Stemness-induced chemoresistance and therapeutic improvements in HGSOC through multi-omics analysis

Chemotherapy resistance caused by cancer stem cells (CSCs) is a crucial reason of high grade serous ovarian cancer (HGSOC) recurrence. To characterize the complex interplay in the HGSOC tumor microenvironment (TME), we collected 47 samples approximately 180,000 cells to explore the changes of TME induced by chemotherapy at single cell resolution. By tracing the differentiation trajectory from CSCs to highly malignant cells, we identified key factors in tumor progression and revealed transcriptome variations induced by chemotherapy. Additionally, we observed complex crosstalk among TME components, especially involving the CD44 in immunity activation and chemotherapy resistance.
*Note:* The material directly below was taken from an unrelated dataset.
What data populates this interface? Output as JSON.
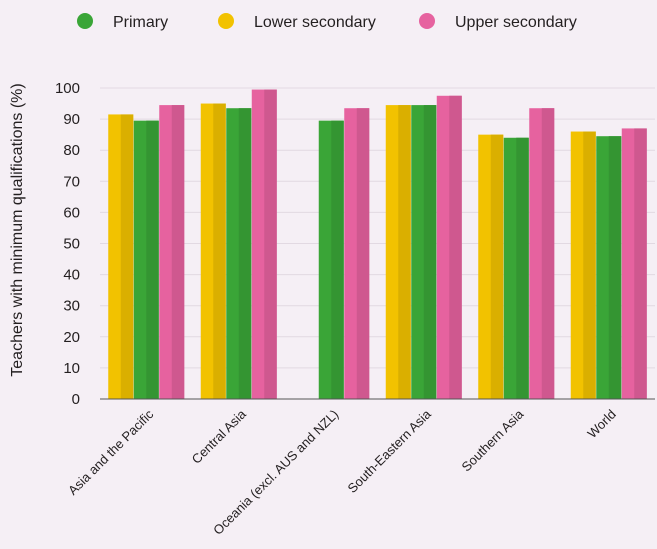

Using the chemotherapy response score (CRS), we determined differentially expressed genes (CRS-DEGs) at the single-cell level and applied them to bulk RNA-seq data to develop a chemotherapy response prediction model. A novel cancer stemness signature (CSC.sig) was created based on CRS-DEGs, showing significant immunosuppressive characteristics. We further screened crucial genes associated with prognosis and integrated multiple machine learning algorithms to construct an overall survival assessment model. Our study provides comprehensive insights into the molecular mechanisms of chemoresistance due to CSCs, highlights potential therapeutic drugs, and develops models for prognosis assessment.